One final curiosity to end on though, apparently the Demon Slayer aren’t recognised by the Japanese Government. In fact, the police and the government don’t even believe demons actually exist… What?! How is that even possible. We exist in a world with giant Spider headed hulks, people able to manifest water dragons out of swords and dozens of people going missing or showing up slaughtered on a weekly basis… How the hell can the government not be well aware, and heavily supporting the slayers?!
They couldn’t help but drop a bombshell like that on me while walking out of the door could they.

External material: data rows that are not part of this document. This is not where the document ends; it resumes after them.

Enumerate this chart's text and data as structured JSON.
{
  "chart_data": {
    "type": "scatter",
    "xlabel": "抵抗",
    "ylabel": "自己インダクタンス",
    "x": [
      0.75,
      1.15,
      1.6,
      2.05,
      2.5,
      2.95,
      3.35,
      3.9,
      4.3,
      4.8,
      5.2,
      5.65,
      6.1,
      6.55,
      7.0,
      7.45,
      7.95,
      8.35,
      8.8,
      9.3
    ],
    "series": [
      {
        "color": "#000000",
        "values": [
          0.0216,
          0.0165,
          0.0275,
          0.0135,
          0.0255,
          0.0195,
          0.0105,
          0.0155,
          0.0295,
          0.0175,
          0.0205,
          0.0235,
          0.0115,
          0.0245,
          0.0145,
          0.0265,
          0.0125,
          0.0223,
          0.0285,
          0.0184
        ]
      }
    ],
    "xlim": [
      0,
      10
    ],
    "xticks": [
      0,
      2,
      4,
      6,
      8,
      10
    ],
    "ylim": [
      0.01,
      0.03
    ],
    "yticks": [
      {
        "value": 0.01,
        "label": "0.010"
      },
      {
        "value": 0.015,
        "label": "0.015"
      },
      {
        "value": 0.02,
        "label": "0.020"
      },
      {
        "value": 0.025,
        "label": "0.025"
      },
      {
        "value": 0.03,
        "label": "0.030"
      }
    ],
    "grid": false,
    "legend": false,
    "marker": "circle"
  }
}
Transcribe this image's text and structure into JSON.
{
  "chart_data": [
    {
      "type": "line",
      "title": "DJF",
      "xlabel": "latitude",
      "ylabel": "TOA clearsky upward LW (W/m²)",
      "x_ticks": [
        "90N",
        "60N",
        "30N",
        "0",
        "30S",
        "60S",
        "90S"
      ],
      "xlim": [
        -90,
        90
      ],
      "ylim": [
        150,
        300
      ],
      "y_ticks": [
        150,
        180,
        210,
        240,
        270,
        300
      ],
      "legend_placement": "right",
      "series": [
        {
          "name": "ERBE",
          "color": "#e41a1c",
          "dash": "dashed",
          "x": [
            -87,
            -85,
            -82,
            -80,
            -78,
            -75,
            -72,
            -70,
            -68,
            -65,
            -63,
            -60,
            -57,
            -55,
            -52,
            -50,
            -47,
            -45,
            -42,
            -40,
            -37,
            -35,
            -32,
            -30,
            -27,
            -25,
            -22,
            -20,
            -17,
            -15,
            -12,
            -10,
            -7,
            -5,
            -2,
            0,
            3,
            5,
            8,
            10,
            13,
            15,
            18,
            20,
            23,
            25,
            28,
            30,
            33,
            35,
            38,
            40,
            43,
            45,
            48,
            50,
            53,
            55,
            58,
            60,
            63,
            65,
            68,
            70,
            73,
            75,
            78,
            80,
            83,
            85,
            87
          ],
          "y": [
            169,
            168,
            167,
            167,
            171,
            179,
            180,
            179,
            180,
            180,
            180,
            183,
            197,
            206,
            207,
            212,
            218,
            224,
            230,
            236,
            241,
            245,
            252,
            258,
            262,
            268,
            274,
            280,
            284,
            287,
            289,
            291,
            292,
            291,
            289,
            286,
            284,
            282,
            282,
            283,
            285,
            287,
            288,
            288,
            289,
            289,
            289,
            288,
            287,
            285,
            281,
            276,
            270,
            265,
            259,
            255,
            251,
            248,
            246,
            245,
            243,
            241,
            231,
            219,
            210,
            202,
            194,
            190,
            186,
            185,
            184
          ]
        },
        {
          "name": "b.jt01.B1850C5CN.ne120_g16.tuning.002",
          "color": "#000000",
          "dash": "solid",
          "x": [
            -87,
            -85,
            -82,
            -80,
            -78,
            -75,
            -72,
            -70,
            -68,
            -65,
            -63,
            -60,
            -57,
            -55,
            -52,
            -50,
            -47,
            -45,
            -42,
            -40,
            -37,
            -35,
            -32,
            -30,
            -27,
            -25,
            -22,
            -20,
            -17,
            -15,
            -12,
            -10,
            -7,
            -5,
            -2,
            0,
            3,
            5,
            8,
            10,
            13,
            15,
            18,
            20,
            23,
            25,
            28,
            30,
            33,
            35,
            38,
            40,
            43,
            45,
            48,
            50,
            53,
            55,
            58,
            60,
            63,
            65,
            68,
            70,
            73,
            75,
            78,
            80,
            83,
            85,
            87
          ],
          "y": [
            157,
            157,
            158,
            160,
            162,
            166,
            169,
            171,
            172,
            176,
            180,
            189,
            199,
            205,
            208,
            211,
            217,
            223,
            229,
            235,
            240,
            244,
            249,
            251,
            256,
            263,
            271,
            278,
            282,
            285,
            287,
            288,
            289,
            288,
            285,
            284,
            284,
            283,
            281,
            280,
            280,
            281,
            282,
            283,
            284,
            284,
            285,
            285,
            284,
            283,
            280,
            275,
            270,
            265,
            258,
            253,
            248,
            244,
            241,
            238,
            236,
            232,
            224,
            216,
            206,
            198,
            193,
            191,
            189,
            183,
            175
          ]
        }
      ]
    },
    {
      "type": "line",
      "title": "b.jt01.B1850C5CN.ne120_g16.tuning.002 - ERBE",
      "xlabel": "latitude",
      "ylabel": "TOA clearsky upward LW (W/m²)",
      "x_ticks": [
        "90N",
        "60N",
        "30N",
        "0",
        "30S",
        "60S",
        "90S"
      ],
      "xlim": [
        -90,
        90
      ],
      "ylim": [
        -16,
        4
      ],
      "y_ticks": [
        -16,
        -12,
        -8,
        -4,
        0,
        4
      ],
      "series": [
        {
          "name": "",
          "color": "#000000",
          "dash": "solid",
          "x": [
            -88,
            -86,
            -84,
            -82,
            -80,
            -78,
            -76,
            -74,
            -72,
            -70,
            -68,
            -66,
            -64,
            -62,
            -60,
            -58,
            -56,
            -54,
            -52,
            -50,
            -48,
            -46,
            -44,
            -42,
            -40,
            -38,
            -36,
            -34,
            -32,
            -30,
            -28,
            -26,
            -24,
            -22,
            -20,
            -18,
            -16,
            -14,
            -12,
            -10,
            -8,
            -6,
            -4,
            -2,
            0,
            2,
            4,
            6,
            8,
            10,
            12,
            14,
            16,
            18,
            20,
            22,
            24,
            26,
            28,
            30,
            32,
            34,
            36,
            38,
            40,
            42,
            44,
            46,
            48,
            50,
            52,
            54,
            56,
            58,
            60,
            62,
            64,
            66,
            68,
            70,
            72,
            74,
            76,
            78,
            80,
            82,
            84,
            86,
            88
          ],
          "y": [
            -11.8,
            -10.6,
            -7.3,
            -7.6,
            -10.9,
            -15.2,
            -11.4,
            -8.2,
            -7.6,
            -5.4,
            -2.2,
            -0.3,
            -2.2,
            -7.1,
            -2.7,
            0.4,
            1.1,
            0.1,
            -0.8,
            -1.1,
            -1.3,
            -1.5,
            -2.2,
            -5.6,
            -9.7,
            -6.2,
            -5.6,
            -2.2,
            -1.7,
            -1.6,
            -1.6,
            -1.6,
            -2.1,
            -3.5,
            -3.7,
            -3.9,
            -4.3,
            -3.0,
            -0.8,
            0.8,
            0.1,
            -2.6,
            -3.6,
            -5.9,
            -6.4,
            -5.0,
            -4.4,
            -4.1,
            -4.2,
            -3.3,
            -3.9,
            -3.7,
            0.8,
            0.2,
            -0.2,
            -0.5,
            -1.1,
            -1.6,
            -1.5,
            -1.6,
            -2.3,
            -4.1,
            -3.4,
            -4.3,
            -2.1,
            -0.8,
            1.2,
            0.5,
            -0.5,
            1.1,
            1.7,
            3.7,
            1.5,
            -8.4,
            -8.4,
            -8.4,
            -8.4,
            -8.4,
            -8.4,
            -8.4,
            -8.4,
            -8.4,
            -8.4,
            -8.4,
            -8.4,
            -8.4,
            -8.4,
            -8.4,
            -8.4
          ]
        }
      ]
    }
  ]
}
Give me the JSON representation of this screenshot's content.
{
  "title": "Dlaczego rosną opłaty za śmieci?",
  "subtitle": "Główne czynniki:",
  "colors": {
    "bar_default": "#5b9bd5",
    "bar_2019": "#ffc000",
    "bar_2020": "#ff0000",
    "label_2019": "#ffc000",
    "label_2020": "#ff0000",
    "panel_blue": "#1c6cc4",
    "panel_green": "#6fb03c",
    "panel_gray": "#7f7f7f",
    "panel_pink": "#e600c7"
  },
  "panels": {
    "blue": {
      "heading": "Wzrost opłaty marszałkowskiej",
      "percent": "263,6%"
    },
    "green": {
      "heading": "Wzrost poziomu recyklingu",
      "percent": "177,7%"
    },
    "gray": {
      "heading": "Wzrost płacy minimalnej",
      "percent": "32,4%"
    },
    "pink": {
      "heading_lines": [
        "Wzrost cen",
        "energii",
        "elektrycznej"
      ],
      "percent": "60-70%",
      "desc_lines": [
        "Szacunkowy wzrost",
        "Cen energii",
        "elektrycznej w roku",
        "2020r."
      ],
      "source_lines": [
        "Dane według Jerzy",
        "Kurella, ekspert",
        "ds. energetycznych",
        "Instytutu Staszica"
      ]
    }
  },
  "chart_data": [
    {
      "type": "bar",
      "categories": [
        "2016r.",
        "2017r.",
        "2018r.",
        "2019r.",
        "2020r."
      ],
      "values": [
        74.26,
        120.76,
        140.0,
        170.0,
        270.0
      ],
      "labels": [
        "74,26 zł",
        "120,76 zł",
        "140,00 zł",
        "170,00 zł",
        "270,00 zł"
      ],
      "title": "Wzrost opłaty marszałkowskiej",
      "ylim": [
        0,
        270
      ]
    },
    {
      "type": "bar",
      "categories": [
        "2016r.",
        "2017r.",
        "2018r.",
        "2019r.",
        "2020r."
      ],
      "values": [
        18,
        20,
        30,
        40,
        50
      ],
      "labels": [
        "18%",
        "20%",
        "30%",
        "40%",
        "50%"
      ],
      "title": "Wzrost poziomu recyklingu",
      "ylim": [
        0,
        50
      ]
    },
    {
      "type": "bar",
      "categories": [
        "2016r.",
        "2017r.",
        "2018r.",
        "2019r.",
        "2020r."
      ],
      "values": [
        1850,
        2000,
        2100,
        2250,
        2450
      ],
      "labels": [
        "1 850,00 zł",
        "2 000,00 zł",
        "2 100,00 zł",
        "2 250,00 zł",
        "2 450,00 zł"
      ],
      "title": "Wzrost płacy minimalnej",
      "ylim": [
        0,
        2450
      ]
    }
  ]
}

Anyway, as the gang run from the police and jump on the train, we get a brief flashback to the events of the series thus far before cutting away to the Flame Pillar on board the same train as the powered up, last remaining member of the lower six demons stands atop the carriage, staring out into the night. Thus ending the first, of I hope many, series of Demon Slayer.
This was a phenomenal ride. It felt like the standard shonen formula boiled down into a more condensed format the the standard weekly release schedule of a Boruto or Dragon Ball Super. And oh boy does it benefit from that. The animation has been stellar throughout, as was the story development and character work. Not to mention some hauntingly beautiful music throughout.
The series kept up a good pace throughout and really shone from week to week, rarely did it feel like there was a wasted moment of unnecessary filler episode in the mix. It’s already one of my favourite shows I’ve seen since I started watching anime again last year and I feel like I’m going to have a lot more to say about it come my end of the year lists.
And to add a cherry to the cake that was Demon Slayer, the series ends with the revelation that a movie has been green lit, covering the next arc of the series.